It’s funny how a couple of weeks ago I was telling Stefan that I wouldn’t know what my reaction to a surprise would be because as far as I know, I’ve never been surprised. I mean surprised in a good way.
As soon as that conversation happened, I was surprised for the first time and nearly fell down the stairs when Stefan showed up at my door (he was supposed to be in Nice) and gave me this really cute unicorn (he’s called Wishful). Even though my year started off with me catching a virus and spending the majority of my holidays in bed, I was hopeful that 2016 will be a good year.
I spent my birthday having lunch with my mum and buying donuts for my Donut Tower (I wasn’t feeling cake this year). And enjoying the rest of the evening around my family eating baghali polo which is one of my favourite dishes.
I’m not someone who takes their birthday as a big deal. I usually go out for a meal with a friend(s) and that would be it. I don’t expect gifts because I prefer it when someone sees something that reminds them of me and buys it for me rather than forced to buy something due to an occasion. Same reason as to why I don’t buy birthday and Christmas presents.
As a kid I would always have a party on my birthday. The most special one was my 5th birthday which was the last time I ever got to celebrate my birthday in Iran as we left for the UK the next day. As I grew up, the parties became smaller, there were less invitations and fewer presents. I didn’t mind. I just ajusted to the situation. After all, birthdays and parties are expensive and no-one around me sh*ts money so I had no expectations.
I think it was when I turned 16 that I realised why I don’t like celebrating my birthday. All the previous points aside, I hate growing up. Birthdays mean an extra year added to your life and others, therefore an extra year closer to death. I know this is a very depressing way of thinking but I genuinely fear getting old.
This year however, I enjoyed turning 22 thanks to all the people around me. I have a small circle of people I consider my friends and some of them really made me feel really blessed.
Mastahn organised a night out for my birthday, which I thought was going to be a dinner date and then heading to a salsa bar with a couple of my other friends. She arrived late in her ‘Ferrari’ which had already made the hungry Lola very hAngry.
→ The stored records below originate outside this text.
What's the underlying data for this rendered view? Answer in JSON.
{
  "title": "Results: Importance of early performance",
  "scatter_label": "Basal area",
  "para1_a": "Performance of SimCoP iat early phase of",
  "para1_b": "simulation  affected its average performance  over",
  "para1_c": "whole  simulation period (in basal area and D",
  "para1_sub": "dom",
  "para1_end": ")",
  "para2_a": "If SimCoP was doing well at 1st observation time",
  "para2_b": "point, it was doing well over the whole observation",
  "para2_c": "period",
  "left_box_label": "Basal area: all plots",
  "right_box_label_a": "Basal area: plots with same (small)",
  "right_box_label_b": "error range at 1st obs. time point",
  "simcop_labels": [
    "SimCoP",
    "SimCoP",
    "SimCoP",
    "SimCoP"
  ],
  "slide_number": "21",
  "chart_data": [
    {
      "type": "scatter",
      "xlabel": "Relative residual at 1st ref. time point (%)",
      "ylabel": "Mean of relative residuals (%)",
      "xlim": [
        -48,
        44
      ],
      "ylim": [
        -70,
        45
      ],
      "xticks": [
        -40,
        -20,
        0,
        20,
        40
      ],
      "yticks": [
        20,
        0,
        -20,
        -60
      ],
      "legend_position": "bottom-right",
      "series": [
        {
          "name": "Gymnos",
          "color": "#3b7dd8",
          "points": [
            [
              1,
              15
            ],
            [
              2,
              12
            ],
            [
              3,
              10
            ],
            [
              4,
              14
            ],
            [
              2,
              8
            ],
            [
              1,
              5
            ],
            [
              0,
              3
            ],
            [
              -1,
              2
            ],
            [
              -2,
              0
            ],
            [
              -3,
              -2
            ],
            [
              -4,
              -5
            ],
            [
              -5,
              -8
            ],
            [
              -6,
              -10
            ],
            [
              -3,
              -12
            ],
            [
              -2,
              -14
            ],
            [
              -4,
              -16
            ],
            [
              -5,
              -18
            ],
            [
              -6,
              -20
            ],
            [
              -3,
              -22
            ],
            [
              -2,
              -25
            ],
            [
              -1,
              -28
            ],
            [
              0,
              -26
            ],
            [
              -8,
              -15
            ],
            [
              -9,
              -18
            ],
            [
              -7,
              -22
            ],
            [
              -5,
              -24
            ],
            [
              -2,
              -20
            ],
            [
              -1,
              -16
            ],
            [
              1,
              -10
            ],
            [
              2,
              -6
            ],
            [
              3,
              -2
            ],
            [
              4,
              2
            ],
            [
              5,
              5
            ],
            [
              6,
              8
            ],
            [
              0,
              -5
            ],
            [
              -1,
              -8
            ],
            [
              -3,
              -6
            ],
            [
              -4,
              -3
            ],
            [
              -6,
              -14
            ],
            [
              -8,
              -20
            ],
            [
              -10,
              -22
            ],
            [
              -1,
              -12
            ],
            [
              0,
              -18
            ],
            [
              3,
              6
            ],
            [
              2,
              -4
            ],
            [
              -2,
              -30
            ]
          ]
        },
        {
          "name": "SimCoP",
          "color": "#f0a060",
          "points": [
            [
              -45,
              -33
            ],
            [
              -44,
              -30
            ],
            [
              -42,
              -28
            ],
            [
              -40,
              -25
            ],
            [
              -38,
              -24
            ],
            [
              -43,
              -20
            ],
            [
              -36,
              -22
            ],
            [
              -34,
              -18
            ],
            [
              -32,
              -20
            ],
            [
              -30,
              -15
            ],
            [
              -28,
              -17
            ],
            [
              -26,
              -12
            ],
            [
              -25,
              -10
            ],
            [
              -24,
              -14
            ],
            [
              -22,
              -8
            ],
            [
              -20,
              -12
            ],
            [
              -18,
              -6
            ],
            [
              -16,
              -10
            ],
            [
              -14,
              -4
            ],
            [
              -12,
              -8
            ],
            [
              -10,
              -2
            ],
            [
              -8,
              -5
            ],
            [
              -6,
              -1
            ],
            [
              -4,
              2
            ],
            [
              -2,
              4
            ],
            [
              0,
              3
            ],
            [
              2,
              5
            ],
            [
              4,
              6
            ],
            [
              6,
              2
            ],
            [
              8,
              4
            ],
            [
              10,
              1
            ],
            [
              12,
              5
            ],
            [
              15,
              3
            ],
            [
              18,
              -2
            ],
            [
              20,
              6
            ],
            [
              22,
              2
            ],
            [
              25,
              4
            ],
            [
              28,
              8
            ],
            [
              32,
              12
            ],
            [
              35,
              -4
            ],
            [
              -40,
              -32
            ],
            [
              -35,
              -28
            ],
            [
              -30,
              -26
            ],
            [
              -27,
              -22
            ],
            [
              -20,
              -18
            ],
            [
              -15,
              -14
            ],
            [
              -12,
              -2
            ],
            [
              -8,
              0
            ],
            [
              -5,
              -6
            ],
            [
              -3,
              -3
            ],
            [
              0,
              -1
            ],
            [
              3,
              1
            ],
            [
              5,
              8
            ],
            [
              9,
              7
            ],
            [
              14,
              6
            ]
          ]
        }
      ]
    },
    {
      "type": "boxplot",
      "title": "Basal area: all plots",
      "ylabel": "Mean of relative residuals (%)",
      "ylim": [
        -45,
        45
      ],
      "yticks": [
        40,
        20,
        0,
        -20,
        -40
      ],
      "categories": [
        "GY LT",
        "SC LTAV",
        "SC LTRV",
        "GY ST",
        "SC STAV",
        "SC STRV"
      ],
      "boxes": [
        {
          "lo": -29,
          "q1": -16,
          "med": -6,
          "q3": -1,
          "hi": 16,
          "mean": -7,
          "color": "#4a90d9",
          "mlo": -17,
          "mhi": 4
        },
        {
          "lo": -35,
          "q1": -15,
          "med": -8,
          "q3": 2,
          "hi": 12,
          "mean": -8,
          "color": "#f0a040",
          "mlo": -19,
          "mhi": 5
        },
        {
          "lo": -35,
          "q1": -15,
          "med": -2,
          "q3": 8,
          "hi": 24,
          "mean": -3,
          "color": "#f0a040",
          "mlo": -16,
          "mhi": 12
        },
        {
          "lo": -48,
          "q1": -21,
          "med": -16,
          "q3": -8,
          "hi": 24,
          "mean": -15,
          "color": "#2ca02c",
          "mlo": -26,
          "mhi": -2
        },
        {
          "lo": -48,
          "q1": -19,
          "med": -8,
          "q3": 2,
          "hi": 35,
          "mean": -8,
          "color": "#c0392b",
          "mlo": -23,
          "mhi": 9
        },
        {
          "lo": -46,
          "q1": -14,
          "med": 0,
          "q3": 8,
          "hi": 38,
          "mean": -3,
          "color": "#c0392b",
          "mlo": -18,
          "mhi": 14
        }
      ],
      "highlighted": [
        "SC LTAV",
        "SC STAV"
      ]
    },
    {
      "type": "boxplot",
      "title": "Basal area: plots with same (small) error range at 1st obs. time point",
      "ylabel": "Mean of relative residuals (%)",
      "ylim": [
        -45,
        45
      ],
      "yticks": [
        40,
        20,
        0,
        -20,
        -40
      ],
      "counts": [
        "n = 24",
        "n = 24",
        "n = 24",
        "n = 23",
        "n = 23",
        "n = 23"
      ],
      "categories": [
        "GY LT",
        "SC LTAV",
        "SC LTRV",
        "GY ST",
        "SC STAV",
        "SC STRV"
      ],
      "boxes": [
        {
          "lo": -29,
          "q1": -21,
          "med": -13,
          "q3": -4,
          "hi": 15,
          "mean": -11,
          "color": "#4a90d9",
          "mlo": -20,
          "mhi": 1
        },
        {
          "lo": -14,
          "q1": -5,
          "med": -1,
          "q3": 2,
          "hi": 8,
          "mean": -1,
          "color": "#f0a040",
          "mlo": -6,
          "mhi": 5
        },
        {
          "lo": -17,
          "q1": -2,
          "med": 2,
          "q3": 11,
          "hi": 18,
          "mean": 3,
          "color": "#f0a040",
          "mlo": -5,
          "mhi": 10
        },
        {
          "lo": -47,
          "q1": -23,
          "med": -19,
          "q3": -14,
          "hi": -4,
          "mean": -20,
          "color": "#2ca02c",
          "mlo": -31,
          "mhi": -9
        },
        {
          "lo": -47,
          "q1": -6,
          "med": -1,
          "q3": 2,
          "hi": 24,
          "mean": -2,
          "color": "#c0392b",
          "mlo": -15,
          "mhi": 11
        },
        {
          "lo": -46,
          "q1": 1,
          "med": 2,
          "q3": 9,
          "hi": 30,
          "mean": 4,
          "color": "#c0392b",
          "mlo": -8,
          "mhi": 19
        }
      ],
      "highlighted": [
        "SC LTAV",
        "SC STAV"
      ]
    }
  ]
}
I even sat in her car looking completely pissed off and telling her to just take me to a McDonalds drive thru instead. But she insisted we’ll have time and drove us to the restaurant anyway (ignoring all the speed bumps along the way).
When we got there I was surprised by a group of friends who I was expecting to join us and if my make up wasn’t freshly done, I would’ve cried. Her mum also made me a huge cake which was a beautiful surprise. Aria came all the way from Coventry which was so sweet of him. And thanks to all of them, I had a lovely night surrounded by good people that I’m grateful for.
The third surprise was probably one I would have never thought of. I received a package a couple of days before my actual birthday but I left it on my desk for later. I forgot about it till I saw it again a few days after my birthday. I thought it was one of the items I had ordered of Amazon. I opened it up to find a Lokai bracelet. I was confused as f*ck. I kept thinking “I didn’t order this, did I? Is this what memory loss feels like?” I wore it anyway and was about to throw the packaging away when I noticed the receipt inside. “Oh I should shred this since it probably has my address on it. Still don’t remember ordering this.” As I was taking it out, I noticed Nooshin’s email at the top of the page. “Omg someone is using her account to order stuff. I should tell her. Wait, how would the hacker know my address?” Further down there was a Happy Birthday note from Noosh which answered all of my questions haha! She had sent me the bracelet as a birthday present! It sucks when two of your best friends live in Canada and you can’t be there for each other’s birthdays but they’re always with me in my heart. The bracelet itself has such a lovely meaning but it’s now also a symbol that Noosh is with me wherever I go. So my 2015 ended with a surprise and my 2016 began with many. A gut feeling tells me this will be a year of surprises. If it’s good surprises, I’ll cherish them and if it’s bad then I’ll learn from them.
Thank you to my family and all my beautiful friends. I am grateful for each and every one of you.